- Genre: Rock, pop, R&B, comedy
- Dates: Late May (bank holiday period)
- Locations: Chipping Sodbury, South Gloucestershire, England
- Years active: 2023–present
- Founders: James Murden, Tom Campbell
- Website: https://goodtimeslive.co.uk

= Good Times Live =

Music festival

Good Times Live is an annual music and entertainment festival held in Chipping Sodbury, near Bristol, England. The festival originated in Yate as a community event focused on cover and tribute bands before expanding to feature internationally recognised artists and comedians. The event typically takes place over several days around the late May bank holiday weekend and operates as a series of individually ticketed performances rather than a single continuous camping festival.

== History ==
Good Times Live began at Yate Town Football Club in South Gloucestershire as a small-scale festival featuring cover and tribute acts. According to festival organisers, tribute performances were initially booked due to limited resources and uncertainty around demand for original artists.

The festival gained wider attention in 2024 after booking the British pop group McFly as a headline act, signalling a shift toward original artists and higher-profile bookings.

In 2025, the festival relocated to The Ridings in Chipping Sodbury to accommodate increased attendance and a larger production footprint.

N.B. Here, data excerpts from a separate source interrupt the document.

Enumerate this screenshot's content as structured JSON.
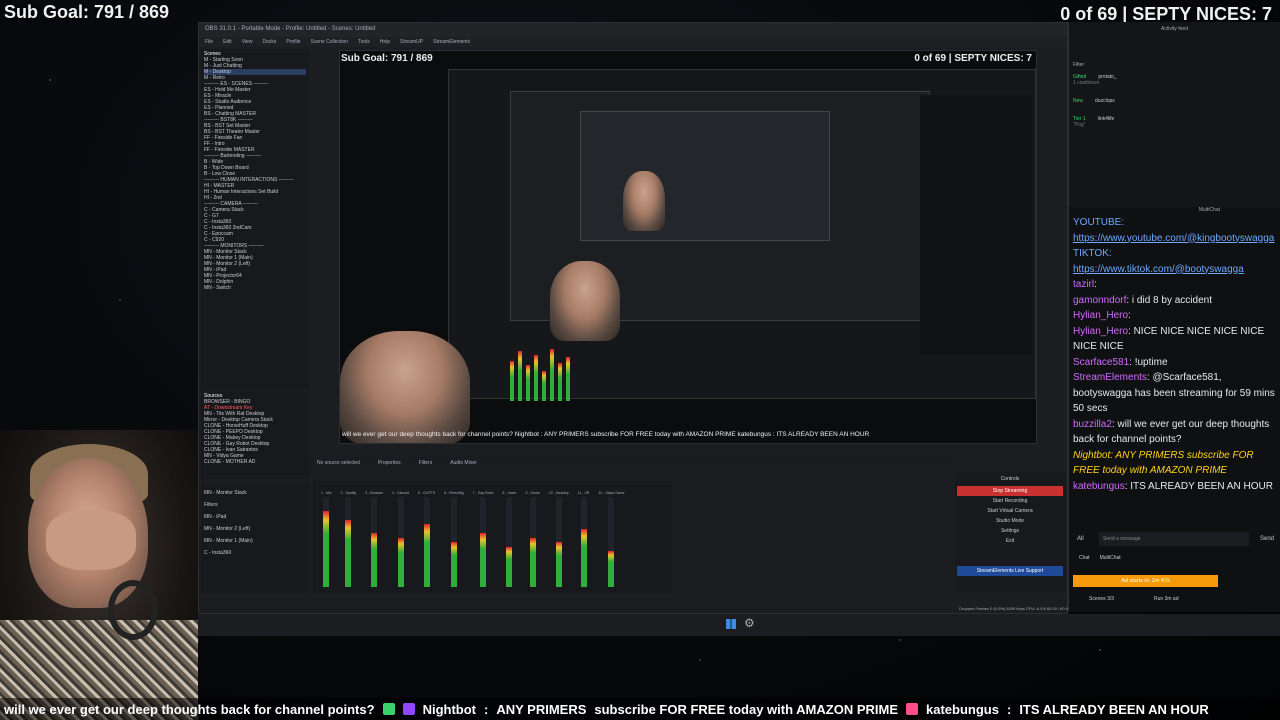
{
  "overlay": {
    "sub_goal": "Sub Goal: 791 / 869",
    "septy": "0 of 69 | SEPTY NICES: 7"
  },
  "obs": {
    "title": "OBS 31.0.1 - Portable Mode - Profile: Untitled - Scenes: Untitled",
    "menu": [
      "File",
      "Edit",
      "View",
      "Docks",
      "Profile",
      "Scene Collection",
      "Tools",
      "Help",
      "StreamUP",
      "StreamElements"
    ],
    "scenes_header": "Scenes",
    "scenes": [
      "M - Starting Soon",
      "M - Just Chatting",
      "M - Desktop",
      "M - Retro",
      "--------- ES - SCENES ---------",
      "ES - Hold Me Master",
      "ES - Miracle",
      "ES - Studio Audience",
      "ES - Planned",
      "BS - Chatting MASTER",
      "--------- BST8K ---------",
      "BS - BST Set Master",
      "BS - BST Theater Master",
      "FF - Fireside Fan",
      "FF - Intro",
      "FF - Fireside MASTER",
      "--------- Bartending ---------",
      "B - Wide",
      "B - Top Down Board",
      "B - Low Close",
      "--------- HUMAN INTERACTIONS ---------",
      "HI - MASTER",
      "HI - Human Interactions Set Build",
      "HI - 2nd",
      "--------- CAMERA ---------",
      "C - Camera Stack",
      "C - G7",
      "C - Insta360",
      "C - Insta360 2ndCam",
      "C - Epoccam",
      "C - C920",
      "--------- MONITORS ---------",
      "MN - Monitor Stack",
      "MN - Monitor 1 (Main)",
      "MN - Monitor 2 (Left)",
      "MN - iPad",
      "MN - Projector64",
      "MN - Dolphin",
      "MN - Switch"
    ],
    "sources_header": "Sources",
    "sources": [
      "BROWSER - BINGO",
      "AT - Downstream Key",
      "MN - Tits With Rat Desktop",
      "Mirror - Desktop Camera Stack",
      "CLONE - HorseHuff Desktop",
      "CLONE - PEEPO Desktop",
      "CLONE - Mabey Desktop",
      "CLONE - Gay Robot Desktop",
      "CLONE - Ivan Satrantos",
      "MN - Vidya Game",
      "CLONE - MOTHER AD"
    ],
    "bottom_scene": "MN - Monitor Stack",
    "filters": "Filters",
    "bottom_sources": [
      "MN - iPad",
      "MN - Monitor 2 (Left)",
      "MN - Monitor 1 (Main)",
      "C - Insta360"
    ],
    "no_source": "No source selected",
    "properties": "Properties",
    "filters_btn": "Filters",
    "audio_mixer": "Audio Mixer",
    "mixer_channels": [
      "1 - Mic",
      "2 - Spotify",
      "3 - Browser",
      "4 - Discord",
      "5 - Ch/TTS",
      "6 - Retro/Mg",
      "7 - Gay Robo",
      "8 - Vaxer",
      "9 - Horse",
      "10 - Desktop",
      "11 - VR",
      "12 - Vidya Game"
    ],
    "mixer_levels": [
      0.85,
      0.75,
      0.6,
      0.55,
      0.7,
      0.5,
      0.6,
      0.45,
      0.55,
      0.5,
      0.65,
      0.4
    ],
    "controls_header": "Controls",
    "controls": [
      "Stop Streaming",
      "Start Recording",
      "Start Virtual Camera",
      "Studio Mode",
      "Settings",
      "Exit"
    ],
    "stream_support": "StreamElements Live Support",
    "status": "Dropped Frames 0 (0.0%)   8209 kbps   CPU: 6.1%   60.00 / 60.00 FPS",
    "status_time": "LIVE: 25:18:03"
  },
  "preview": {
    "sub_goal": "Sub Goal: 791 / 869",
    "septy": "0 of 69 | SEPTY NICES: 7",
    "ticker": "will we ever get our deep thoughts back for channel points?   Nightbot : ANY PRIMERS subscribe FOR FREE today with AMAZON PRIME   katebungus : ITS ALREADY BEEN AN HOUR"
  },
  "activity": {
    "title": "Activity feed",
    "filter": "Filter",
    "rows": [
      {
        "badge": "Gifted",
        "user": "protato_",
        "note": "1 cowbtown"
      },
      {
        "badge": "New",
        "user": "duzclops",
        "note": ""
      },
      {
        "badge": "Tier 1",
        "user": "link4life",
        "note": "\"Pog\""
      }
    ]
  },
  "chat": {
    "header": "MultiChat",
    "youtube_label": "YOUTUBE:",
    "youtube_link": "https://www.youtube.com/@kingbootyswagga",
    "tiktok_label": "TIKTOK:",
    "tiktok_link": "https://www.tiktok.com/@bootyswagga",
    "messages": [
      {
        "user": "tazirl",
        "text": ":",
        "cls": "user-mag"
      },
      {
        "user": "gamonndorf",
        "text": ": i did 8 by accident",
        "cls": "user-mag"
      },
      {
        "user": "Hylian_Hero",
        "text": ":",
        "cls": "user-mag"
      },
      {
        "user": "Hylian_Hero",
        "text": ": NICE NICE NICE NICE NICE NICE NICE",
        "cls": "user-mag"
      },
      {
        "user": "Scarface581",
        "text": ": !uptime",
        "cls": "user-mag"
      },
      {
        "user": "StreamElements",
        "text": ": @Scarface581, bootyswagga has been streaming for 59 mins 50 secs",
        "cls": "user-mag"
      },
      {
        "user": "buzzilla2",
        "text": ": will we ever get our deep thoughts back for channel points?",
        "cls": "user-mag"
      },
      {
        "user": "Nightbot",
        "text": ": ANY PRIMERS subscribe FOR FREE today with AMAZON PRIME",
        "cls": "user-yellow"
      },
      {
        "user": "katebungus",
        "text": ": ITS ALREADY BEEN AN HOUR",
        "cls": "user-mag"
      }
    ],
    "all_filter": "All",
    "input_placeholder": "Send a message",
    "send_label": "Send",
    "tabs": [
      "Chat",
      "MultiChat"
    ],
    "ad_text": "Ad starts in: 2m 47s",
    "footer_left": "Scenes 3/3",
    "footer_right": "Run 3m ad"
  },
  "ticker": {
    "msg1": "will we ever get our deep thoughts back for channel points?",
    "user2": "Nightbot",
    "msg2a": "ANY PRIMERS",
    "msg2b": "subscribe FOR FREE today with AMAZON PRIME",
    "user3": "katebungus",
    "msg3": "ITS ALREADY BEEN AN HOUR"
  },
  "colors": {
    "accent_red": "#c93030",
    "chat_link": "#6ea8ff",
    "ad_orange": "#f59a0b"
  }
}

The move marked a significant expansion of the event, with multiple headline performances across several days.

== Format and organisation ==
Good Times Live differs from traditional multi-day camping festivals by operating as a series of separately ticketed concerts and comedy events. Organisers have described the format as a way to maintain accessibility for local audiences while offering a broad range of entertainment across different genres.

== Lineups ==

=== 2024 ===
- McFly
- Sophie Ellis-Bextor

=== 2025 ===
The first year at The Ridings featured several high-profile performers:
- Billy Ocean
- Craig David
- Jools Holland
- Skunk Anansie
- Will Young
- Natalie Imbruglia

=== 2026 ===
Acts announced for the 2026 edition include:
- The Human League (with special guest Marc Almond)
- Jessie J
- Madness (band)
- Emeli Sandé
- Russell Howard

== Founders ==
Good Times Live was founded by James Murden and Tom Campbell. Murden serves as festival director, while Campbell manages production and technical staging. The pair have stated that the festival was conceived to bring a large-scale live music event to South Gloucestershire, an area they felt was underserved by major touring acts.

== Venue ==
The festival was originally held at Yate Town Football Club before relocating to The Ridings in Chipping Sodbury in 2025. The Ridings provides increased capacity and infrastructure suitable for larger audiences and headline performances.